Photo of Anna Lynch from our Today's Omaha Woman magazine.

Passing the Baton

Last Laugh

By Jill Bruckner and Anna Lynch

A lot can happen in 21 years, including a daughter growing up, and stepping up, to pen a humor column—in this case, her mom’s. That’s right, after more than two decades of Jill’s Last Laugh, it really is well, my “last laugh.” But here’s what will make it my best: I’m passing the pencil (in lieu of a baton, which would imply I know something relevant about sports analogies) to the highly humorous Anna Lynch, my eldest daughter.

You’ll like Anna and, in just a few paragraphs, you’ll hear from her. Anna is a middle child, more talented than 10 of me, and a curator of comedy. She’s also the person to offer you the last piece of pie, because she’s seen that I’ve already poked down two (or four) hearty slices, leaving crumbs for her, and, at best, crust for you. She’s polite. I’m hungry.

As you’ll soon discover, Anna and I are equal parts alike and different. For example, I thought my full name was “Stop-It-Jill,” until I was in kindergarten, when the weirdly presumptive teacher shortened my moniker to “Jill” for about a day, then introduced an entire series of palm-waving hand signals accompanied by a slew of new names for me, such as “Jill-Stop-Talking,” “Jill-Turn-Around” and “Jill-That’s-Not-Funny.” Just for the record, everyone is funny in kindergarten. Everyone, and especially “Jill-That’s-Not-Funny.”

Anna, on the other hand, was sage from the start, interrupted almost never and had a keen sense of humor that was as entertaining as it was engaging. She’s still witty and charming, of course, unless pie-eating, Jill-Stop-Talking is around, which allows her very little space to stretch her creative wings. I’m handing Last Laugh to her because she can’t fly unless I step aside. It’s her first laugh with you, and I know you’ll love her.

Yes, it is I, the favorite eldest daughter of Jill. I’m super funny and, clearly, extremely humble. It’s a bit surreal taking charge of the city’s only female-led humor column, let alone your mother’s. The image of my mom (floofy ‘90s hair included) perched in front of a Windows ’98 (sigh, today’s children will never know the glory of dial-up) writing Last Laugh will be forever cemented in my noggin.

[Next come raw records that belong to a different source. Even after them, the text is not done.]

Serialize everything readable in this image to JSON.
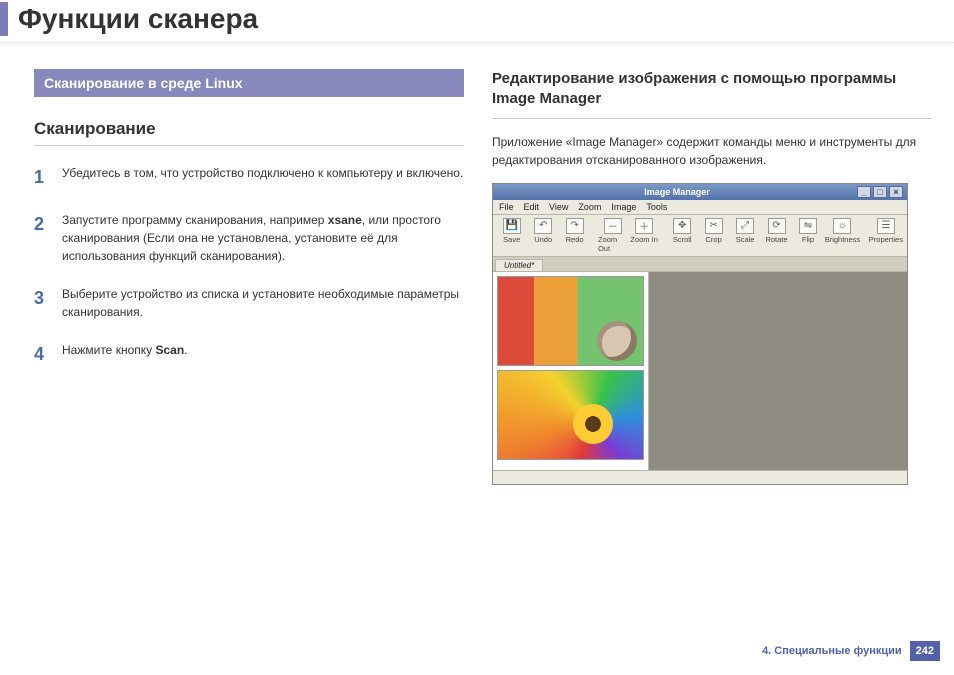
{
  "page": {
    "title": "Функции сканера"
  },
  "left": {
    "banner": "Сканирование в среде Linux",
    "subhead": "Сканирование",
    "steps": [
      {
        "n": "1",
        "text_pre": "Убедитесь в том, что устройство подключено к компьютеру и включено.",
        "bold": "",
        "text_post": ""
      },
      {
        "n": "2",
        "text_pre": "Запустите программу сканирования, например ",
        "bold": "xsane",
        "text_post": ", или простого сканирования (Если она не установлена, установите её для использования функций сканирования)."
      },
      {
        "n": "3",
        "text_pre": "Выберите устройство из списка и установите необходимые параметры сканирования.",
        "bold": "",
        "text_post": ""
      },
      {
        "n": "4",
        "text_pre": "Нажмите кнопку ",
        "bold": "Scan",
        "text_post": "."
      }
    ]
  },
  "right": {
    "heading": "Редактирование изображения с помощью программы Image Manager",
    "intro": "Приложение «Image Manager» содержит команды меню и инструменты для редактирования отсканированного изображения."
  },
  "window": {
    "title": "Image Manager",
    "menus": [
      "File",
      "Edit",
      "View",
      "Zoom",
      "Image",
      "Tools"
    ],
    "tools": [
      {
        "label": "Save",
        "glyph": "💾"
      },
      {
        "label": "Undo",
        "glyph": "↶"
      },
      {
        "label": "Redo",
        "glyph": "↷"
      },
      {
        "label": "Zoom Out",
        "glyph": "－"
      },
      {
        "label": "Zoom In",
        "glyph": "＋"
      },
      {
        "label": "Scroll",
        "glyph": "✥"
      },
      {
        "label": "Crop",
        "glyph": "✂"
      },
      {
        "label": "Scale",
        "glyph": "⤢"
      },
      {
        "label": "Rotate",
        "glyph": "⟳"
      },
      {
        "label": "Flip",
        "glyph": "⇋"
      },
      {
        "label": "Brightness",
        "glyph": "☼"
      },
      {
        "label": "Properties",
        "glyph": "☰"
      }
    ],
    "tab": "Untitled*",
    "win_buttons": {
      "min": "_",
      "max": "□",
      "close": "×"
    }
  },
  "footer": {
    "chapter": "4.  Специальные функции",
    "page": "242"
  }
}
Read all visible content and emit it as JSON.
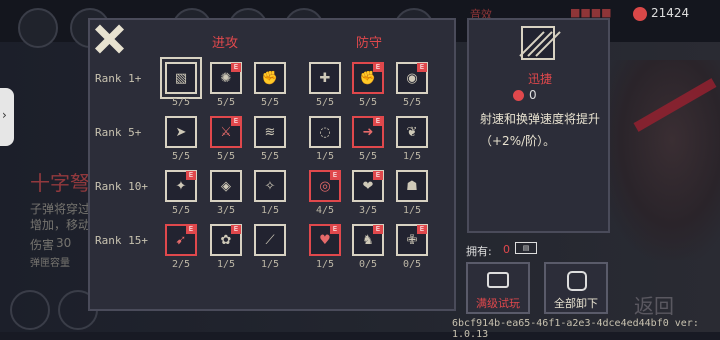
{
  "header": {
    "coins": "21424",
    "tabs": [
      "音效",
      "■■■■"
    ]
  },
  "perk_panel": {
    "attack_title": "进攻",
    "defense_title": "防守",
    "ranks": [
      {
        "label": "Rank 1+",
        "cells": [
          {
            "icon": "diagonal-lines-icon",
            "count": "5/5",
            "highlight": false,
            "badge": ""
          },
          {
            "icon": "spiral-icon",
            "count": "5/5",
            "highlight": false,
            "badge": "E"
          },
          {
            "icon": "fist-icon",
            "count": "5/5",
            "highlight": false,
            "badge": ""
          },
          {
            "icon": "cross-shield-icon",
            "count": "5/5",
            "highlight": false,
            "badge": ""
          },
          {
            "icon": "fist-red-icon",
            "count": "5/5",
            "highlight": true,
            "badge": "E"
          },
          {
            "icon": "eye-shield-icon",
            "count": "5/5",
            "highlight": false,
            "badge": "E"
          }
        ]
      },
      {
        "label": "Rank 5+",
        "cells": [
          {
            "icon": "arrow-icon",
            "count": "5/5",
            "highlight": false,
            "badge": ""
          },
          {
            "icon": "claw-icon",
            "count": "5/5",
            "highlight": true,
            "badge": "E"
          },
          {
            "icon": "wind-icon",
            "count": "5/5",
            "highlight": false,
            "badge": ""
          },
          {
            "icon": "swirl-icon",
            "count": "1/5",
            "highlight": false,
            "badge": ""
          },
          {
            "icon": "boot-icon",
            "count": "5/5",
            "highlight": true,
            "badge": "E"
          },
          {
            "icon": "leaf-icon",
            "count": "1/5",
            "highlight": false,
            "badge": ""
          }
        ]
      },
      {
        "label": "Rank 10+",
        "cells": [
          {
            "icon": "sparkle-icon",
            "count": "5/5",
            "highlight": false,
            "badge": "E"
          },
          {
            "icon": "rune-circle-icon",
            "count": "3/5",
            "highlight": false,
            "badge": ""
          },
          {
            "icon": "stars-icon",
            "count": "1/5",
            "highlight": false,
            "badge": ""
          },
          {
            "icon": "orb-icon",
            "count": "4/5",
            "highlight": true,
            "badge": "E"
          },
          {
            "icon": "hearts-icon",
            "count": "3/5",
            "highlight": false,
            "badge": "E"
          },
          {
            "icon": "ghost-icon",
            "count": "1/5",
            "highlight": false,
            "badge": ""
          }
        ]
      },
      {
        "label": "Rank 15+",
        "cells": [
          {
            "icon": "flame-icon",
            "count": "2/5",
            "highlight": true,
            "badge": "E"
          },
          {
            "icon": "bomb-cluster-icon",
            "count": "1/5",
            "highlight": false,
            "badge": "E"
          },
          {
            "icon": "slash-icon",
            "count": "1/5",
            "highlight": false,
            "badge": ""
          },
          {
            "icon": "heart-cross-icon",
            "count": "1/5",
            "highlight": true,
            "badge": "E"
          },
          {
            "icon": "creature-icon",
            "count": "0/5",
            "highlight": false,
            "badge": "E"
          },
          {
            "icon": "cross-heal-icon",
            "count": "0/5",
            "highlight": false,
            "badge": "E"
          }
        ]
      }
    ]
  },
  "detail": {
    "name": "迅捷",
    "cost": "0",
    "description": "射速和换弹速度将提升（+2%/阶）。"
  },
  "owned": {
    "label": "拥有:",
    "value": "0"
  },
  "buttons": {
    "trial": "满级试玩",
    "unequip_all": "全部卸下"
  },
  "background": {
    "weapon_name": "十字弩",
    "line1": "子弹将穿过",
    "line2": "增加，移动",
    "damage_label": "伤害",
    "damage_value": "30",
    "ammo_label": "弹匣容量",
    "back": "返回"
  },
  "version": "6bcf914b-ea65-46f1-a2e3-4dce4ed44bf0 ver: 1.0.13",
  "colors": {
    "accent": "#e0484c",
    "panel": "#2c2d39",
    "text": "#e8e2d0"
  }
}
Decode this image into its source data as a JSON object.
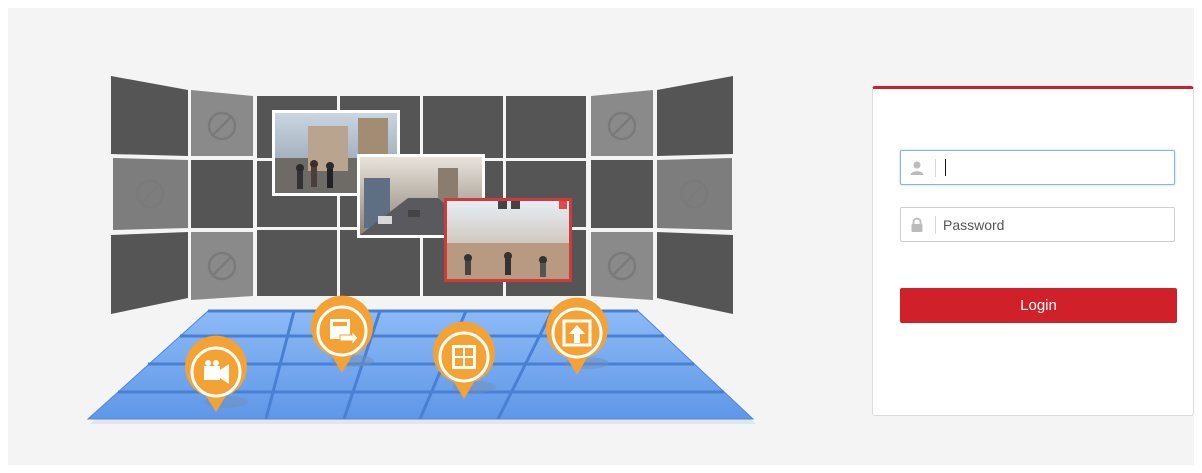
{
  "login": {
    "username_value": "",
    "username_placeholder": "",
    "password_placeholder": "Password",
    "login_label": "Login"
  },
  "icons": {
    "username_field": "user-icon",
    "password_field": "lock-icon",
    "disabled_cells": "no-entry-icon",
    "pins": [
      "video-camera-icon",
      "video-transfer-icon",
      "layout-grid-icon",
      "upload-screen-icon"
    ]
  },
  "colors": {
    "accent": "#d0212a",
    "pin_orange": "#f4a234",
    "floor_blue": "#6aa2ee",
    "wall_cell": "#555555"
  }
}
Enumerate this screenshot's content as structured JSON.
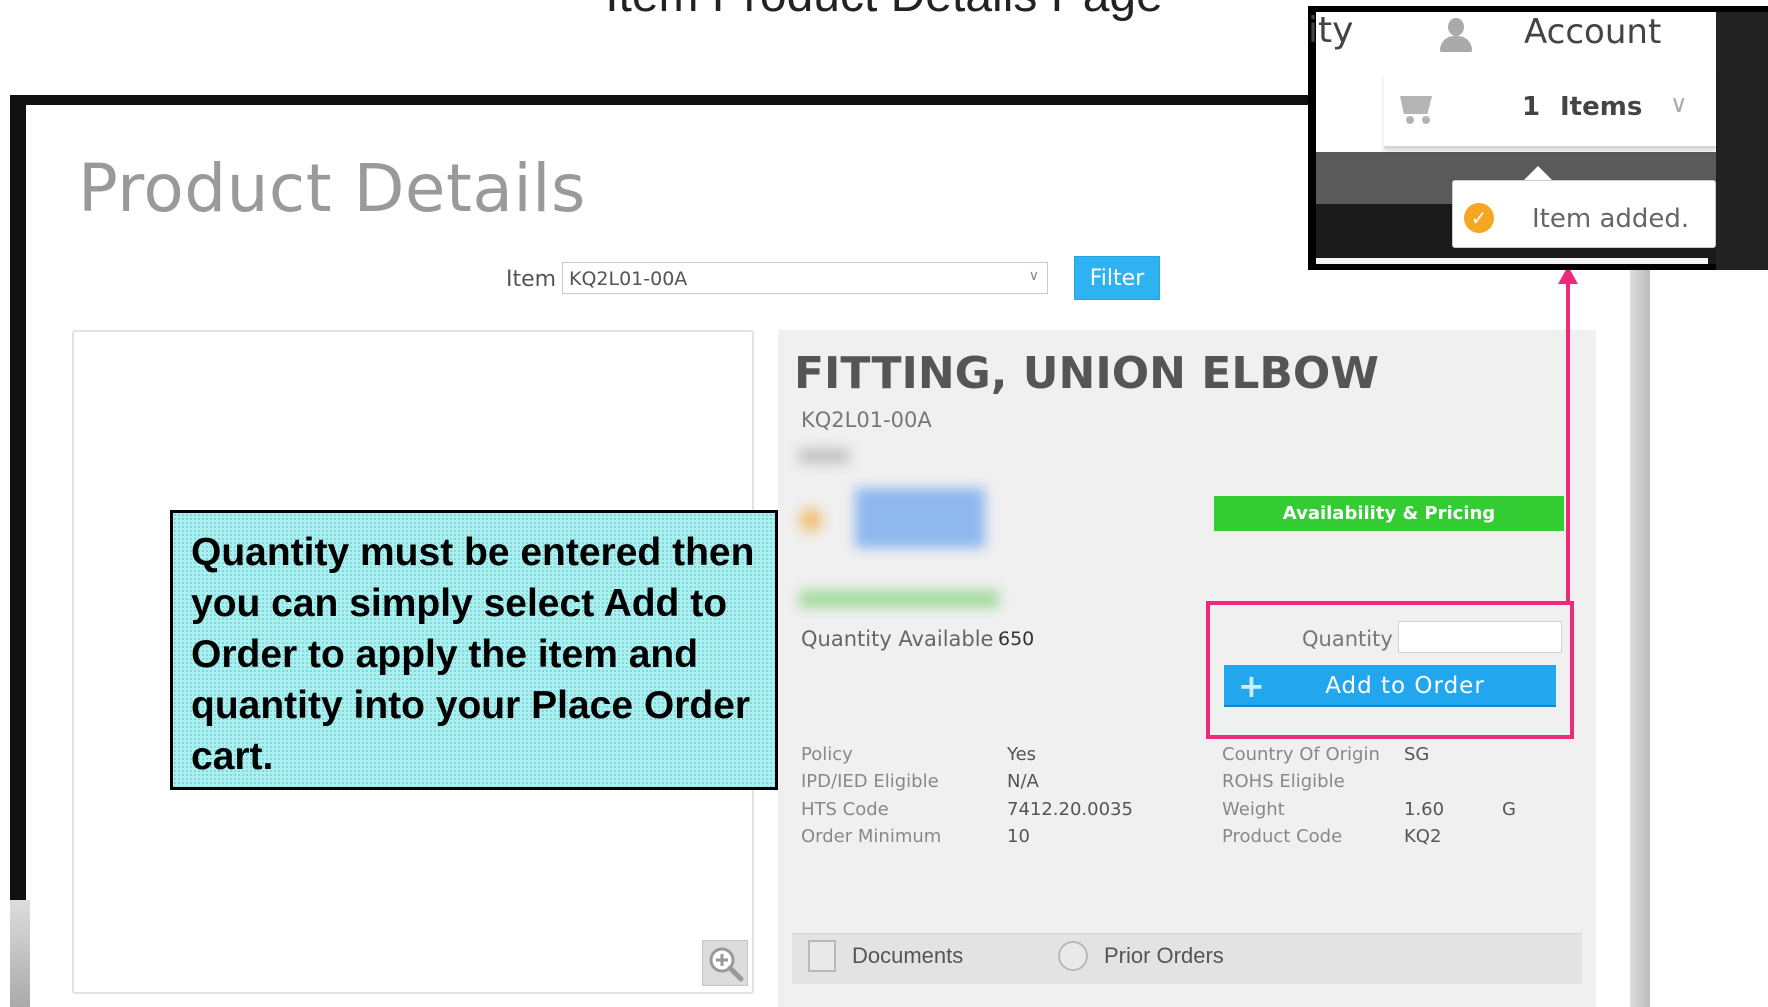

Now, I sit in front of a tablet (halleluiah, high-speed Internet) doing the same, sans ‘90s hair, of course. Not once would I have ever imagined I’d have the opportunity to fill her shoes. Luckily, we wear the same shoe size, as the passing of this pen makes just as much sense as a woman for president. Can Ellen DeGeneres just run already? Jill’s not wrong when she mentions we’re alike, yet different. Depending on who you ask, some might suggest the apple doesn’t fall far from the tree.

Others might say that apple was oh, so carefully picked, then catapulted into the nearest orchard three states over. One thing that didn’t fall far from the tree? Humor. We each have a distinct flavor when it comes to funny. Speaking of flavor, don’t worry, I did inherit the food analogies. I use them for everything. Why? Because food is the one constant in my life that has always made me happy. I’m not talking about shoveling copious amounts of Ben & Jerry’s Ice Cream into my face-hole after a bad break-up while sporting cute, matching pajamas rom-com style. I’m talking about shoveling Ben & Jerry’s Ice Cream into my face-hole simply because I feel like it. Who needs a reason?

Food is my friend, always. Of course, if Stop-It-Jill is within a 5-mile radius I’ll have to leave that coveted container of Ben & Jerry’s unopened for her to dig into first. Why? Well, it’s really the least I could do. After all, she did give me the “funny gene” (definitely not science). Oh, and she did birth me (definitely science).